Die Schlussfolgerungen der Experten stimmen mit den Angaben von Bewohnern aus dem Gebiet Tkuartschal überein, die von einer UN-Expertengruppe befragt wurden. Sie teilten nichts mit, was die Durchführung einer solchen Militäroperation hätte bestätigen können, so das UN-Pressezentrum.
Am 25. Oktober erfuhr die UN-Mission, dass drei Raketen aus dem Gebiet Tkuartschal in Richtung des oberen Teils des Kodor-Tales abgeschossen worden waren.

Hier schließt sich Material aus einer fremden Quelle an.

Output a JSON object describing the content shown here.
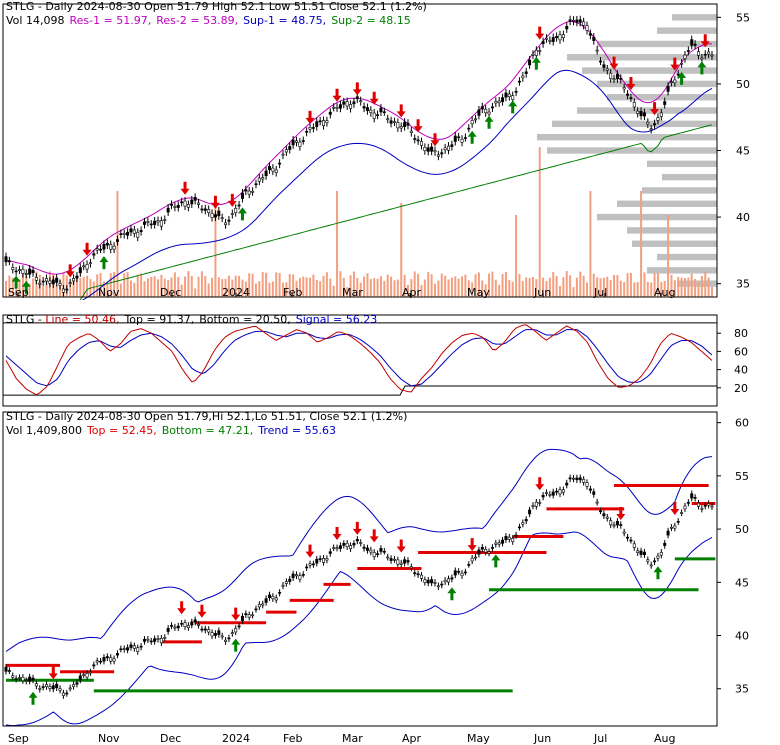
{
  "chart_data": [
    {
      "type": "candlestick",
      "title_line1": "STLG - Daily 2024-08-30 Open 51.79  High 52.1  Low 51.51  Close 52.1 (1.2%)",
      "legend": [
        {
          "label": "Vol 14,098",
          "color": "#000000"
        },
        {
          "label": "Res-1 = 51.97,",
          "color": "#c000c0"
        },
        {
          "label": "Res-2 = 53.89,",
          "color": "#c000c0"
        },
        {
          "label": "Sup-1 = 48.75,",
          "color": "#0000c0"
        },
        {
          "label": "Sup-2 = 48.15",
          "color": "#008000"
        }
      ],
      "x_ticks": [
        "Sep",
        "Nov",
        "Dec",
        "2024",
        "Feb",
        "Mar",
        "Apr",
        "May",
        "Jun",
        "Jul",
        "Aug"
      ],
      "y_ticks": [
        35,
        40,
        45,
        50,
        55
      ],
      "ylim": [
        34,
        56
      ],
      "close_series": [
        36.5,
        36.2,
        35.8,
        35.4,
        35.2,
        34.9,
        34.8,
        35.6,
        36.8,
        37.5,
        37.9,
        38.4,
        38.9,
        39.1,
        39.5,
        39.8,
        40.6,
        41.2,
        41.0,
        40.8,
        40.2,
        39.6,
        40.4,
        41.6,
        42.5,
        43.1,
        43.8,
        44.9,
        45.6,
        46.3,
        46.9,
        47.6,
        48.2,
        48.7,
        48.6,
        48.0,
        47.8,
        47.3,
        47.0,
        46.4,
        45.6,
        44.7,
        45.0,
        45.4,
        46.0,
        47.2,
        48.0,
        48.4,
        48.8,
        49.5,
        50.6,
        52.6,
        53.1,
        53.4,
        54.2,
        54.8,
        54.5,
        52.1,
        51.0,
        50.2,
        49.3,
        47.8,
        46.8,
        47.5,
        49.8,
        51.4,
        52.9,
        52.3,
        52.1
      ],
      "colors": {
        "up_arrow": "#008000",
        "down_arrow": "#e00000",
        "volume": "#f4a080",
        "res1": "#c000c0",
        "sup1": "#0000c0",
        "sup2": "#008000",
        "profile": "#c0c0c0"
      }
    },
    {
      "type": "line",
      "title_parts": [
        {
          "label": "STLG - ",
          "color": "#000000"
        },
        {
          "label": "Line = 50.46,",
          "color": "#c00000"
        },
        {
          "label": "Top = 91.37,",
          "color": "#000000"
        },
        {
          "label": "Bottom = 20.50,",
          "color": "#000000"
        },
        {
          "label": "Signal = 56.23",
          "color": "#0000c0"
        }
      ],
      "y_ticks": [
        20,
        40,
        60,
        80
      ],
      "ylim": [
        0,
        100
      ],
      "top": 91.37,
      "bottom": 20.5,
      "line_series": [
        50,
        30,
        18,
        12,
        22,
        45,
        68,
        75,
        80,
        72,
        60,
        68,
        82,
        85,
        80,
        70,
        60,
        40,
        25,
        38,
        60,
        75,
        82,
        85,
        88,
        80,
        72,
        78,
        84,
        80,
        70,
        75,
        82,
        78,
        70,
        60,
        48,
        30,
        18,
        15,
        30,
        42,
        58,
        70,
        78,
        80,
        75,
        60,
        70,
        85,
        90,
        82,
        72,
        80,
        88,
        82,
        70,
        48,
        30,
        20,
        22,
        30,
        45,
        68,
        80,
        76,
        70,
        60,
        50
      ],
      "signal_series": [
        55,
        45,
        35,
        25,
        22,
        30,
        50,
        62,
        70,
        72,
        66,
        64,
        72,
        78,
        80,
        76,
        68,
        55,
        40,
        35,
        45,
        60,
        72,
        78,
        82,
        82,
        78,
        76,
        80,
        80,
        75,
        74,
        78,
        79,
        74,
        66,
        56,
        42,
        30,
        22,
        24,
        34,
        46,
        58,
        68,
        74,
        75,
        68,
        68,
        76,
        84,
        84,
        78,
        78,
        84,
        84,
        76,
        62,
        46,
        32,
        26,
        26,
        34,
        50,
        66,
        72,
        72,
        66,
        56
      ]
    },
    {
      "type": "candlestick",
      "title_parts": [
        {
          "label": "STLG - Daily 2024-08-30 Open 51.79,Hi 52.1,Lo 51.51,  Close 52.1 (1.2%)",
          "color": "#000000"
        }
      ],
      "legend": [
        {
          "label": "Vol 1,409,800",
          "color": "#000000"
        },
        {
          "label": "Top = 52.45,",
          "color": "#e00000"
        },
        {
          "label": "Bottom = 47.21,",
          "color": "#008000"
        },
        {
          "label": "Trend = 55.63",
          "color": "#0000c0"
        }
      ],
      "x_ticks": [
        "Sep",
        "Nov",
        "Dec",
        "2024",
        "Feb",
        "Mar",
        "Apr",
        "May",
        "Jun",
        "Jul",
        "Aug"
      ],
      "y_ticks": [
        35,
        40,
        45,
        50,
        55,
        60
      ],
      "ylim": [
        31.5,
        61
      ]
    }
  ]
}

Am 26. Oktober leitete die Mission Ermittlungen in dem Vorfall ein. Die UN-Experten bestätigten, dass in Richtung der Ortschaft Asar drei Raketen des Typs BM-21 gestartet worden waren. Sie untersuchten die Einschlagstellen und stellten fest, dass die Raketen aus dem Süden abgeschossen worden waren. Das Herstellerland ist bisher unbekannt. Die UN-Mission äußerte gegenüber Georgien und Abchasien ihre Dankbarkeit für die Zusammenarbeit, besonders gegenüber den Vertretern Georgiens in Asar für ihre Offenheit und den Beistand bei den Ermittlungen.